How do you value companies?
A: We examine a company’s valuation on a historical and peer comparison basis. If we are confident that a company’s future earnings power will exceed its current multiple, then the company may be considered for portfolio inclusion.
Consider our recent addition of Wynn Resorts, Limited, a casino company, as an example. In our view, Wynn will benefit from our emerging-market consumer theme. Wynn has historically had a high valuation multiple because of its exposure to Macau, a gaming market favored by the Chinese consumer that is growing at a handsome rate.
When we entered the stock at approximately $80 per share, it may have been considered expensive. Our forward five-year analysis, however, included not only the company’s prospects but also a consideration of China’s double-digit GDP growth rate and an expected increase in discretionary spending among its emerging middle class. In addition, significant infrastructure developments had been underway in Macau, including a new high-speed rail system and a doubling of the airport’s capacity. These factors portended that Macau’s annual future growth rate would likely increase approximately four times that of China’s.
Our initial valuation of Wynn was similar to its current market price.

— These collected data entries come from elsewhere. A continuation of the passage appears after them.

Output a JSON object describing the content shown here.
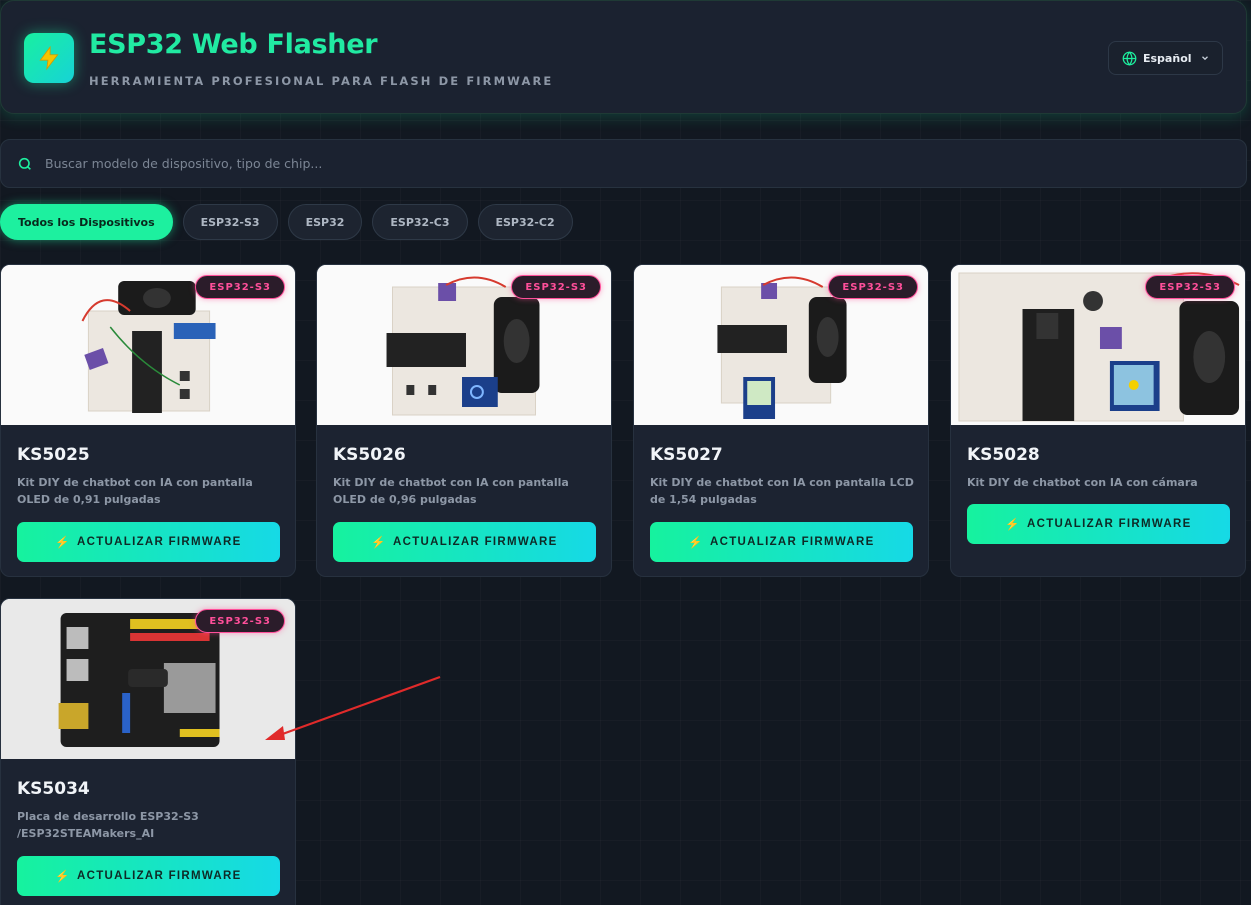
{
  "header": {
    "title": "ESP32 Web Flasher",
    "subtitle": "HERRAMIENTA PROFESIONAL PARA FLASH DE FIRMWARE",
    "logo_icon": "lightning-bolt-icon",
    "language": "Español"
  },
  "search": {
    "placeholder": "Buscar modelo de dispositivo, tipo de chip..."
  },
  "filters": [
    {
      "label": "Todos los Dispositivos",
      "active": true
    },
    {
      "label": "ESP32-S3",
      "active": false
    },
    {
      "label": "ESP32",
      "active": false
    },
    {
      "label": "ESP32-C3",
      "active": false
    },
    {
      "label": "ESP32-C2",
      "active": false
    }
  ],
  "cards": [
    {
      "badge": "ESP32-S3",
      "model": "KS5025",
      "description": "Kit DIY de chatbot con IA con pantalla OLED de 0,91 pulgadas",
      "button": "ACTUALIZAR FIRMWARE"
    },
    {
      "badge": "ESP32-S3",
      "model": "KS5026",
      "description": "Kit DIY de chatbot con IA con pantalla OLED de 0,96 pulgadas",
      "button": "ACTUALIZAR FIRMWARE"
    },
    {
      "badge": "ESP32-S3",
      "model": "KS5027",
      "description": "Kit DIY de chatbot con IA con pantalla LCD de 1,54 pulgadas",
      "button": "ACTUALIZAR FIRMWARE"
    },
    {
      "badge": "ESP32-S3",
      "model": "KS5028",
      "description": "Kit DIY de chatbot con IA con cámara",
      "button": "ACTUALIZAR FIRMWARE"
    },
    {
      "badge": "ESP32-S3",
      "model": "KS5034",
      "description": "Placa de desarrollo ESP32-S3 /ESP32STEAMakers_AI",
      "button": "ACTUALIZAR FIRMWARE"
    }
  ],
  "colors": {
    "accent": "#1df09f",
    "accent_cyan": "#16d9e6",
    "badge": "#ff4f9a",
    "background": "#121821",
    "card": "#1c2331"
  }
}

However, when we considered the additional factors taking place in Macau as well as the fact that another Wynn casino was anticipated which had the potential to double its gaming positions, the stock’s higher earnings growth potential made it a compelling investment. Since our initial purchase, the stock has done quite well.
How do you build your portfolio?
A: We typically hold between 50 and 70 holdings in the portfolio. Our benchmarks are the Russell 3000 and the S&P 500 indices. Our approach typically represents 8 to 12 themes, and individual stock positions are generally less than 4% or 5% of the portfolio’s total net assets. Also, we limit any sector exposure to 25% of the portfolio’s assets and favor a mix of growth and value stocks. We will, however, limit either style to no more than 70% of the portfolio.
What kind of risks do you focus on and how do you contain them?
A: As a risk-conscious manager, we tend to do very well in down-market periods. Our active risk management techniques have a proven record of principal protection. In fact, over various full market cycles we have been able to provide above-average performance with below-average risk.
In our view, there are different kinds of risks and factors that can cause the market to fall. To protect principal, we use several risk management tools including exchange-traded funds (ETFs), Treasuries or precious metals. Typically, we use broad macro shorts. Precious metals ETFs may also serve as an appropriate hedge. By using ETFs we may be able to maintain a higher beta position, assuming a high conviction level. We offset the corresponding risk by increasing our position in ultra shorts.
We also use zero-coupon Treasury bonds as a hedging tool, which are particularly attractive in “flight-to-quality” situations. Alternatively, we may add to our cash position as another way to reduce overall portfolio risk.
We analyze numerous daily economic data points as well as fixed income spreads, volatility indices and various market indicators to give us a better feel for macro risk levels. At the industry and company level, we are in contact with company management teams, customers and suppliers to gauge potential business risks. Through a proprietary aggregation process, this macro and fundamental risk analysis will dictate the execution of our risk mitigation approach.